Sonalake is a software partnering company that helps our clients realise their product roadmaps. Product design and engineering are at the heart of our business. Our engineering teams work with clients right across the stack; UX, UI design, frontend, backend, analytics, infrastructure, operations - and everything else that goes into delivering great products.
We thrive on variety and are highly adaptable. Our teams are exposed to domains as varied as telecom billing, ad tech, securities-based lending, travel tech analytics, and many more.
Innovation is central to our mission; anticipating future client needs, analysing emerging technologies and developing new products and services.
We are now seeking to grow our service management capabilities. That’s where you come in!
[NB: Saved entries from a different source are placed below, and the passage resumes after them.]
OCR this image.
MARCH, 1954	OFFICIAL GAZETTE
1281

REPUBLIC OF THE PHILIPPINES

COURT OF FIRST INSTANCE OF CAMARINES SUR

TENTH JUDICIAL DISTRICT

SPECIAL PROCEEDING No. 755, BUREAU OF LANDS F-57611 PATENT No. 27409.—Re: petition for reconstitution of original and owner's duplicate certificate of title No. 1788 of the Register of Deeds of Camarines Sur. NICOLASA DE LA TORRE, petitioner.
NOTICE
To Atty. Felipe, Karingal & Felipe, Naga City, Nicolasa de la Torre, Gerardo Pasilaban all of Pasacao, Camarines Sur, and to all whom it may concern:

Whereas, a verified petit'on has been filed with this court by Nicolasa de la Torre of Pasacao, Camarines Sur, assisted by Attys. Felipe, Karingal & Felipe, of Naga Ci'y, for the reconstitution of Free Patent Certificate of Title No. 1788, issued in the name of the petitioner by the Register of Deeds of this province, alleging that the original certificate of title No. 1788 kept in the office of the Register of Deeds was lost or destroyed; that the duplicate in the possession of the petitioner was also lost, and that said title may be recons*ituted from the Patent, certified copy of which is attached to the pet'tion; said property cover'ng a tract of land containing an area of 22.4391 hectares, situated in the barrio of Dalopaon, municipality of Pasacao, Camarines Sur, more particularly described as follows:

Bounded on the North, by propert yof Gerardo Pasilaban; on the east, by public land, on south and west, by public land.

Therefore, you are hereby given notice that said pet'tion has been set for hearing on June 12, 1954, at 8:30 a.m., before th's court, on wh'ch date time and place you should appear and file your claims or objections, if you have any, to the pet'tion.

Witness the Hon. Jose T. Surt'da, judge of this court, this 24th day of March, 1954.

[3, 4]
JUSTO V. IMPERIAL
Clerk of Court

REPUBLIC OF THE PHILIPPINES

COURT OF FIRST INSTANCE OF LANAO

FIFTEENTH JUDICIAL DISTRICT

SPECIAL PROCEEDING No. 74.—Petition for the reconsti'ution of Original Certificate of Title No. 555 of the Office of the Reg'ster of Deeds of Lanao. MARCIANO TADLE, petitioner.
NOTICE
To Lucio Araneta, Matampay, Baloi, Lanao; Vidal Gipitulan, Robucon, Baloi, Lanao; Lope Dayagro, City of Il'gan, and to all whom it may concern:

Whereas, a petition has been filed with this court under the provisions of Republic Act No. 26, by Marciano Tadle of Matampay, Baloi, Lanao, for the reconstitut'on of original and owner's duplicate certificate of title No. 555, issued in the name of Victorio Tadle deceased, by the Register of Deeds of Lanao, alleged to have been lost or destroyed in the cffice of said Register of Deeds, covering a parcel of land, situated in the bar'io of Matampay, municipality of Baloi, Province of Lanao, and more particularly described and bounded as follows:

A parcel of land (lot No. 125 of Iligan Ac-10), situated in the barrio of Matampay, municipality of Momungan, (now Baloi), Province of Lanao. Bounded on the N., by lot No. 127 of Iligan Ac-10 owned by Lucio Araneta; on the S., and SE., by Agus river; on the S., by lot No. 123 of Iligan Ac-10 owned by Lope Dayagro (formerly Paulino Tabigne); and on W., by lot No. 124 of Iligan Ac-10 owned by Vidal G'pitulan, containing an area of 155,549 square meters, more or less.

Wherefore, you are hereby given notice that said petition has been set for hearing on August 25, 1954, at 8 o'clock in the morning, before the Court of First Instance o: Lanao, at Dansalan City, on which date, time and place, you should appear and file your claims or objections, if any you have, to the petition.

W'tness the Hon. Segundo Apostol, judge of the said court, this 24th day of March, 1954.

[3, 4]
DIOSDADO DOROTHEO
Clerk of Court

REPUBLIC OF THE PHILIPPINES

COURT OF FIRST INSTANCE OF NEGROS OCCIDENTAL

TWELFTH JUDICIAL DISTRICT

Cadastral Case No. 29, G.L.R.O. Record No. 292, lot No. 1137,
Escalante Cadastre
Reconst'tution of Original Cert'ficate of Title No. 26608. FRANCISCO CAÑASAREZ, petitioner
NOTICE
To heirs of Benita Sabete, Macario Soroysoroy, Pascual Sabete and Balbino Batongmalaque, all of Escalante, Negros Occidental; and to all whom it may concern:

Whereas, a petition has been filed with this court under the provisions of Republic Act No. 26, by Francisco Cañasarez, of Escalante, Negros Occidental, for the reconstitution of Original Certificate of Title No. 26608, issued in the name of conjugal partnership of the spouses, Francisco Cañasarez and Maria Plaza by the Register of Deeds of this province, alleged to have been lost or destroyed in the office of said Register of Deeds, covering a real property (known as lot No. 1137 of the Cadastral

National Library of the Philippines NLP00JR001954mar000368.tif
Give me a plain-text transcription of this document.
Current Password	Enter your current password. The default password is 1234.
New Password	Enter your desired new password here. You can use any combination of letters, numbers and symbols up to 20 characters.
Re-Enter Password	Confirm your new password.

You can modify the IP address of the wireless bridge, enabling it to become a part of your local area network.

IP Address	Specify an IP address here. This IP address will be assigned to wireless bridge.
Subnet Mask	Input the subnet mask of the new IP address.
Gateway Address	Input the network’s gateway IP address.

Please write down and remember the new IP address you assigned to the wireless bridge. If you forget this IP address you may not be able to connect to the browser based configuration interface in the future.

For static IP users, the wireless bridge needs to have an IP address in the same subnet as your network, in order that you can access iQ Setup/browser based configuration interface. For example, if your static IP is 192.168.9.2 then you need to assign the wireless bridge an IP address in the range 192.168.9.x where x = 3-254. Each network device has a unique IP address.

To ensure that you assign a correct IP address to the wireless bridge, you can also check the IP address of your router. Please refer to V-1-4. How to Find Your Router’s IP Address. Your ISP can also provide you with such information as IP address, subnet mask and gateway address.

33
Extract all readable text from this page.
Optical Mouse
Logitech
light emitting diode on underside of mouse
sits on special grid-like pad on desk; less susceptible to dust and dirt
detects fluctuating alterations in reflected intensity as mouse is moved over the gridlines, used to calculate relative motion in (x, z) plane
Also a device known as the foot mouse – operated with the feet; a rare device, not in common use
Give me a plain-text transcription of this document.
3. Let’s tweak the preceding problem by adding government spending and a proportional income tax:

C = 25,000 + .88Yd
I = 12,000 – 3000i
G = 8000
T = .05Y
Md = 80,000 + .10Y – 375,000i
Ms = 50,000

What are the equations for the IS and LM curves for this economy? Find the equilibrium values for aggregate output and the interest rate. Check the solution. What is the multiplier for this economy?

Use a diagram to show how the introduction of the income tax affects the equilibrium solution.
- Identify and create service level indicators (SLIs) using historical data. Create realistic service level objectives (SLOs) in order to meet SLAs
- Establish monitoring tools and the system wide observability necessary to support rapid response during service level interruptions
- Participate in on-call activities, high-priority incident response, and disaster recovery activities
- Participate in incident retrospectives to improve overall resolution times
- Have an “automate first” mentality around incident response, infrastructure, monitoring, and play-books
- Provide technical leadership through mentoring, a commitment to technical excellence, accountability, transparency and skills development
- Stay up-to-date with the latest application SRE developments and trends to continually improve internal processes and tooling
- Assess current applications and architecture to determine where Site Reliability Engineering methodologies can be meaningfully applied
- Create an open, honest, accountable and collaborative team environment, providing timely and meaningful feedback
You may be a fit for this role if you have
- 5+ years of experience with agile, site reliability engineering practices
- Demonstrable operational experience successfully supporting large scale cloud deployments; including areas such incident management, on-call, metrics and monitoring, and general observability
- Deep understanding of networking; Global Service Load Balancing, BGP, Network Redundancy, DNS, routing algorithms
- Deep operational experience managing multi-region, multi-cloud large scale infrastructure
- Experience implementing scalability, availability, and resiliency principles
- A track record applying SRE principles and tools used for cloud-native applications (e.g. Terraform, microservice architecture, Kubernetes, Docker, Istio, Envoy, Skaffold, Spinnaker)
We take pride in being a people-oriented company. Openness and opportunity are really important to us. We build teams that span from experienced leaders to bright graduates and work to develop all of us within our coaching culture.